北極圏が魅力的なのは、900億バレルとも1兆7000億立方メートルともいわれる石油・天然ガスの埋蔵量があるからだ。世界的なエネルギー需要の増加に伴い、これらの資源の重要性はますます高まっている。北極圏は、石油やガスに加え、インフラ整備、鉱業、観光の機会も提供している。また、北極圏には広範な輸送ネットワークがあり、なかでも最も有望な航路のひとつである北極海航路は、現在活発に開発が進められている。北極圏の氷が解けるにつれて、北極圏はますます多くの国際的アクターの注目を集めている。その結果、国際物流の多様化によって新たな港湾やパイプラインの建設が進み、レアアースやダイヤモンドなどの鉱物資源によって鉱業への投資機会も広がっている。

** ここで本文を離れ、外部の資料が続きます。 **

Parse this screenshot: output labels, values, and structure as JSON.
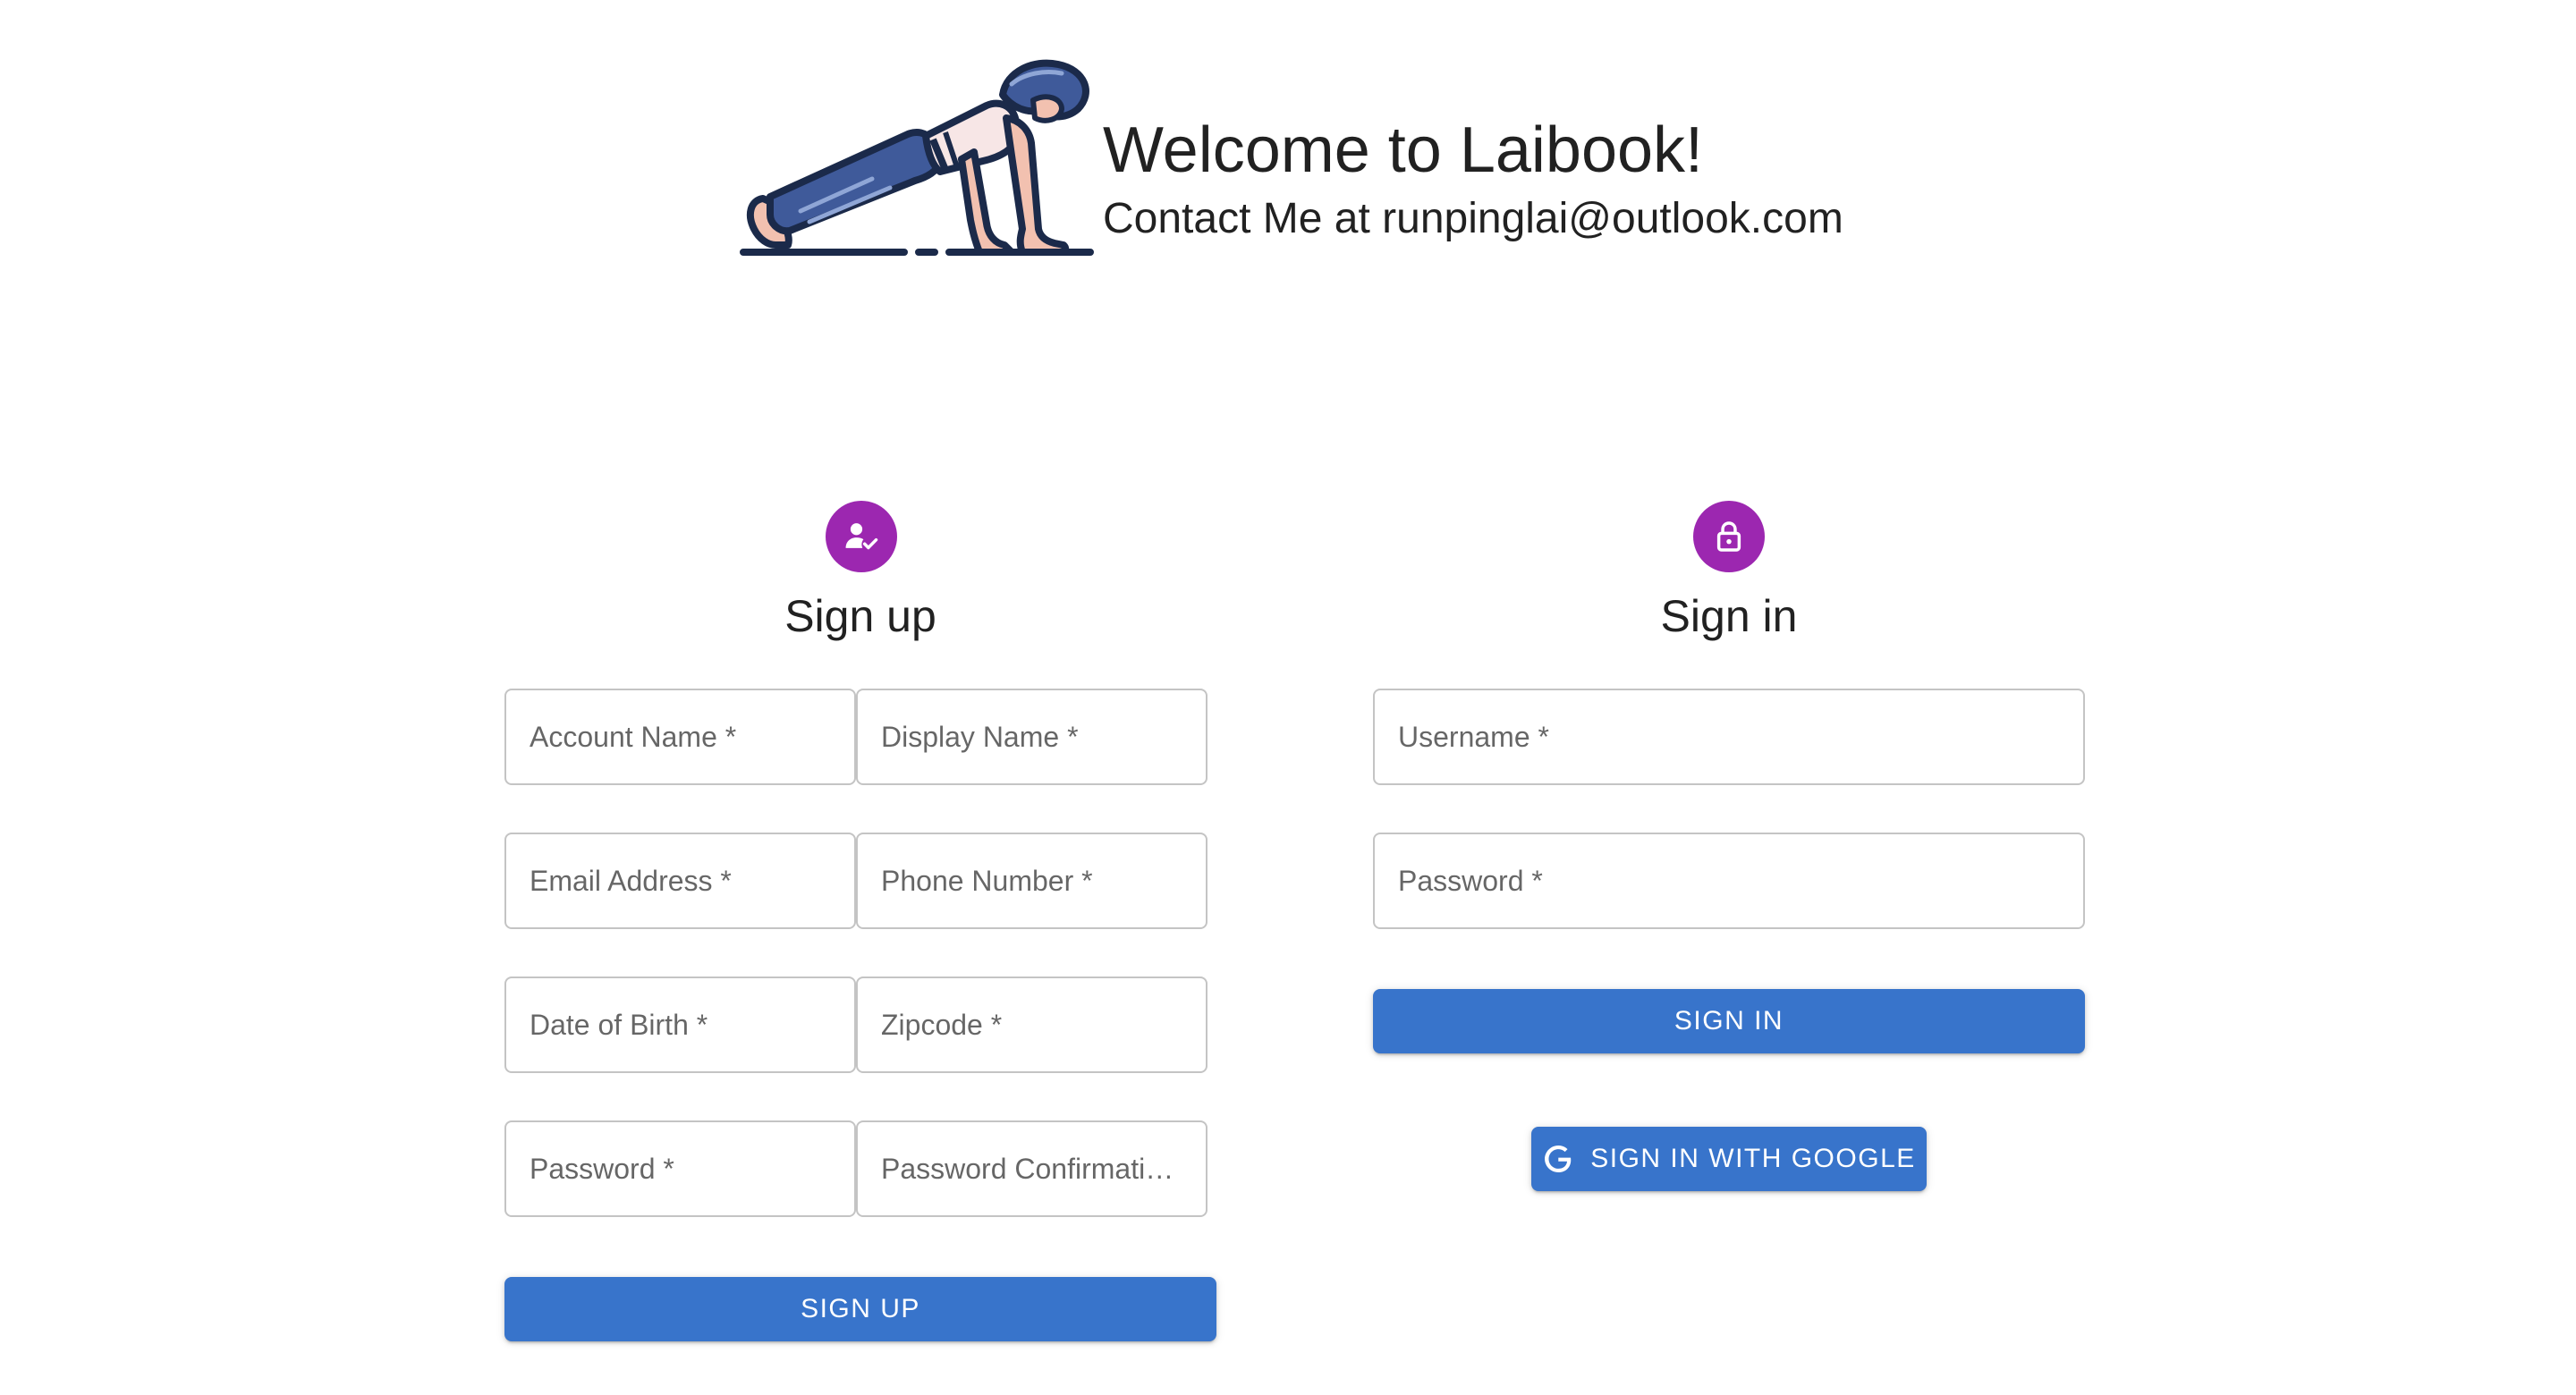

ロシアは北極圏における重要な国であり、北極海沿岸の半分以上を占め、その科学技術の潜在力は生産的な国際協力の機会を生み出している。極東と北極圏の開発が、21世紀全体におけるロシアの戦略的優先事項として宣言されたのは偶然ではない。2023年3月31日付ロシア連邦大統領令第229号によって承認された重要文書「ロシア連邦の外交政策概念」の第17項では、国益と戦略的国家優先事項に基づいて外交政策の戦略的目標を達成することを目的とする主要な任務の中で、公正で持続可能な世界秩序の形成が強調されている。これは、国際の平和と安全、戦略的安定を維持し、国家と民族の平和的共存と進歩的発展を確保すること、建設的な考えを持つ諸外国とその連合との互恵的で平等な協力を発展させ、多国間外交のメカニズムを用いてロシアの利益が考慮されるようにすることを意味する。

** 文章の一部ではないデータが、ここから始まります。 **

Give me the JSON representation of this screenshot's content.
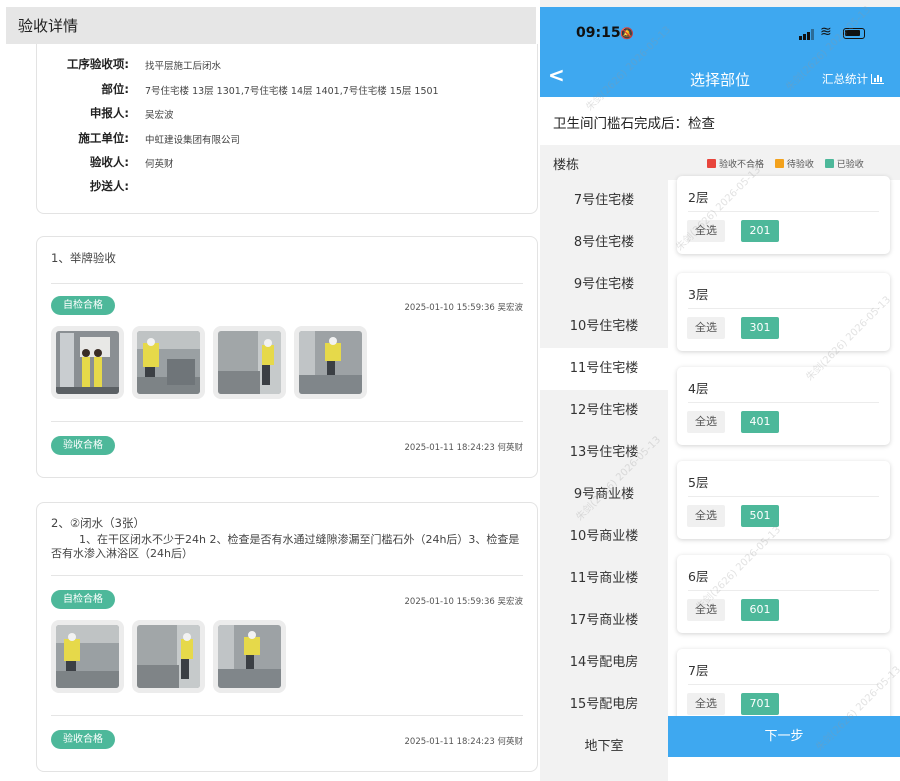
{
  "left": {
    "header_title": "验收详情",
    "info": [
      {
        "label": "工序验收项:",
        "value": "找平层施工后闭水"
      },
      {
        "label": "部位:",
        "value": "7号住宅楼 13层 1301,7号住宅楼 14层 1401,7号住宅楼 15层 1501"
      },
      {
        "label": "申报人:",
        "value": "吴宏波"
      },
      {
        "label": "施工单位:",
        "value": "中虹建设集团有限公司"
      },
      {
        "label": "验收人:",
        "value": "何英财"
      },
      {
        "label": "抄送人:",
        "value": ""
      }
    ],
    "sections": [
      {
        "title": "1、举牌验收",
        "self_badge": "自检合格",
        "self_stamp": "2025-01-10 15:59:36 吴宏波",
        "accept_badge": "验收合格",
        "accept_stamp": "2025-01-11 18:24:23 何英财"
      },
      {
        "title": "2、②闭水（3张）",
        "description": "1、在干区闭水不少于24h 2、检查是否有水通过缝隙渗漏至门槛石外（24h后）3、检查是否有水渗入淋浴区（24h后）",
        "self_badge": "自检合格",
        "self_stamp": "2025-01-10 15:59:36 吴宏波",
        "accept_badge": "验收合格",
        "accept_stamp": "2025-01-11 18:24:23 何英财"
      }
    ]
  },
  "right": {
    "status": {
      "time": "09:15"
    },
    "nav": {
      "back": "<",
      "title": "选择部位",
      "summary": "汇总统计"
    },
    "subtitle": "卫生间门槛石完成后：检查",
    "building_header": "楼栋",
    "legend": [
      {
        "label": "验收不合格",
        "color": "#e8453c"
      },
      {
        "label": "待验收",
        "color": "#f3a21d"
      },
      {
        "label": "已验收",
        "color": "#4db89a"
      }
    ],
    "buildings": [
      "7号住宅楼",
      "8号住宅楼",
      "9号住宅楼",
      "10号住宅楼",
      "11号住宅楼",
      "12号住宅楼",
      "13号住宅楼",
      "9号商业楼",
      "10号商业楼",
      "11号商业楼",
      "17号商业楼",
      "14号配电房",
      "15号配电房",
      "地下室"
    ],
    "selected_building_index": 4,
    "floors": [
      {
        "floor": "2层",
        "select_all": "全选",
        "room": "201"
      },
      {
        "floor": "3层",
        "select_all": "全选",
        "room": "301"
      },
      {
        "floor": "4层",
        "select_all": "全选",
        "room": "401"
      },
      {
        "floor": "5层",
        "select_all": "全选",
        "room": "501"
      },
      {
        "floor": "6层",
        "select_all": "全选",
        "room": "601"
      },
      {
        "floor": "7层",
        "select_all": "全选",
        "room": "701"
      }
    ],
    "next_button": "下一步",
    "watermark": "朱剑(2626) 2026-05-13"
  }
}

さらに、この文書の第五章では、北極圏とユーラシア大陸に優先的な注意が向けられている。主な課題は、ロシアに対して建設的な政策を追求し、北極海航路のインフラ整備を含むこの地域での国際的な活動に関心を持つ非北極圏諸国との互恵的な協力関係の確立である。

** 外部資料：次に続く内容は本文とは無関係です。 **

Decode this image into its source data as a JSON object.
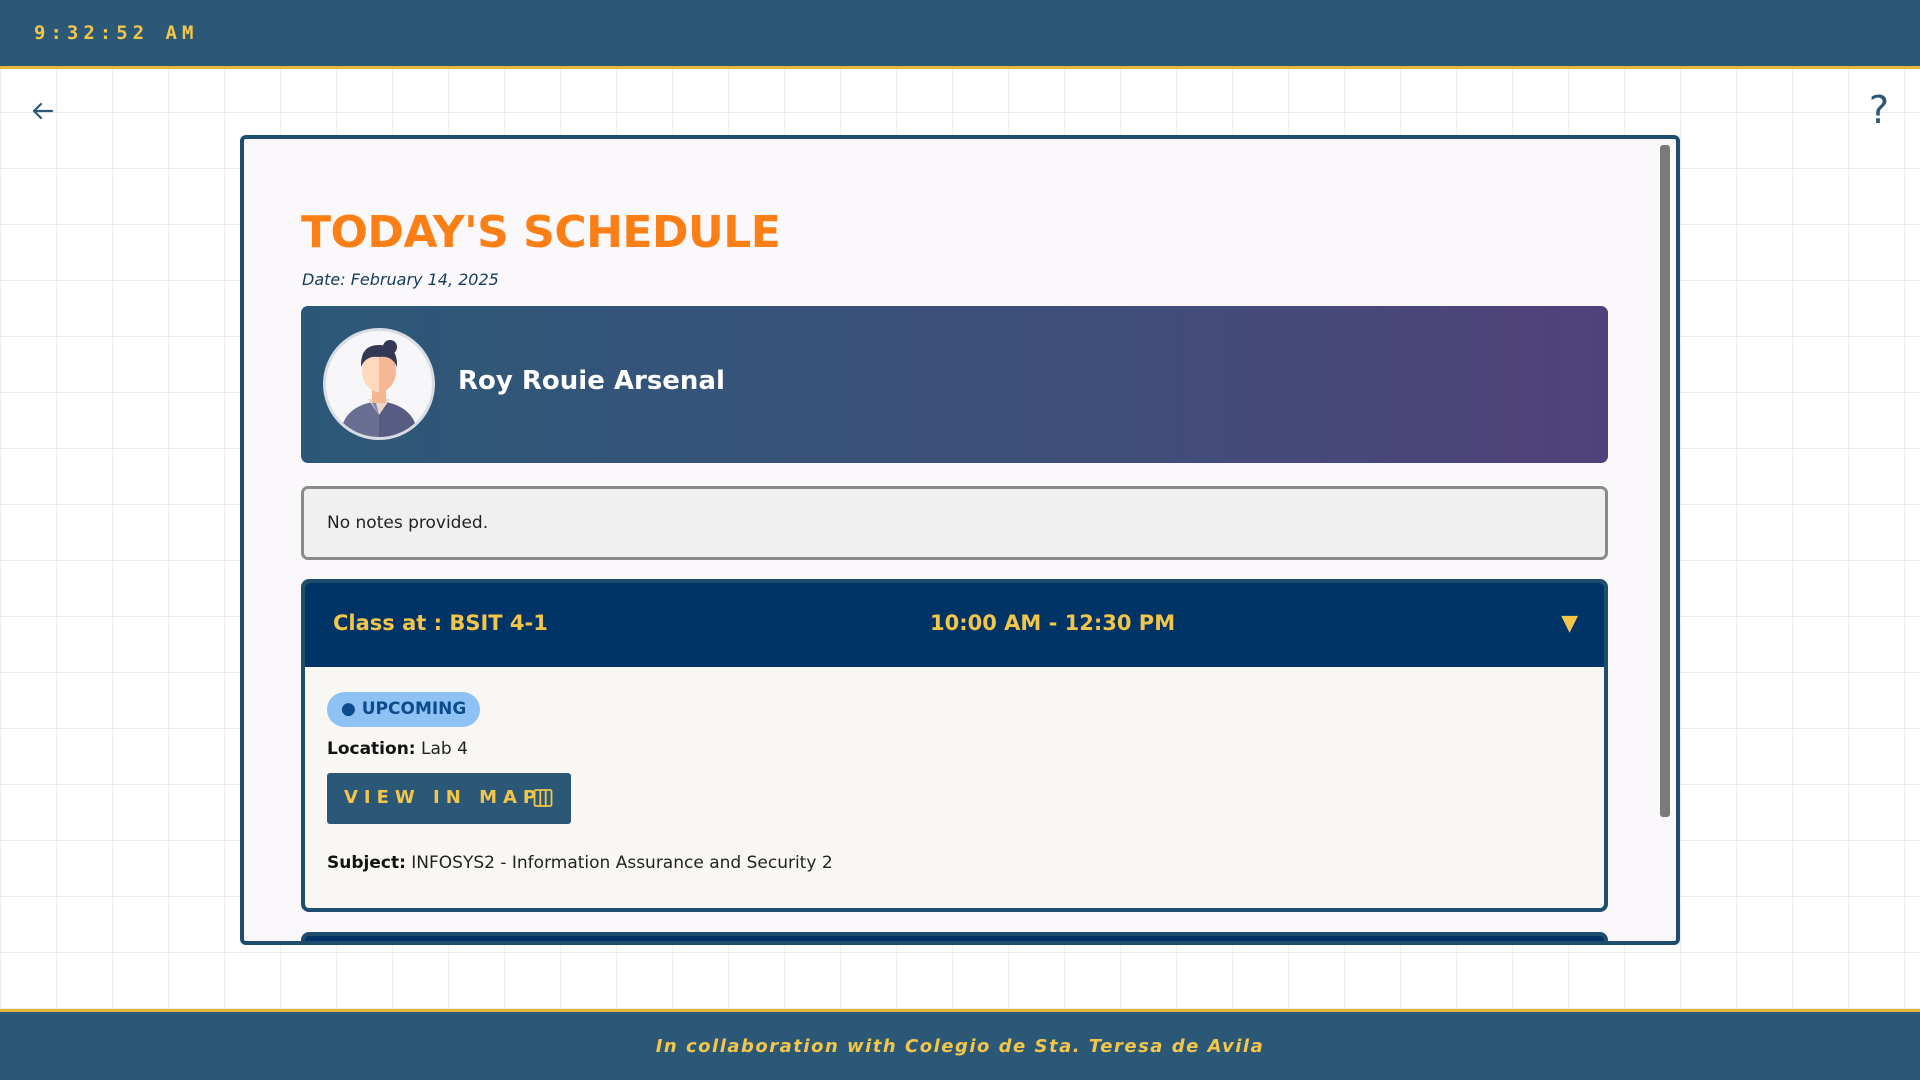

この密接な関係は偶然のものではない。ユーラシア大陸は伝統的に国際関係において重要な役割を担ってきたし、現在も担っている。北極圏とユーラシア大陸は密接に関連しており、一方では、北極圏における国際交流の主要な参加国は歴史的にユーラシア大陸に位置する国々であり、他方では、北極圏そのものがユーラシア大陸の安全保障と幸福を確保するために非常に重要である。現段階では、北極圏はユーラシア大陸のエネルギー、水、気候の安全保障を確保する上で重要な役割を果たしており、また有望な輸送・物流回廊でもある。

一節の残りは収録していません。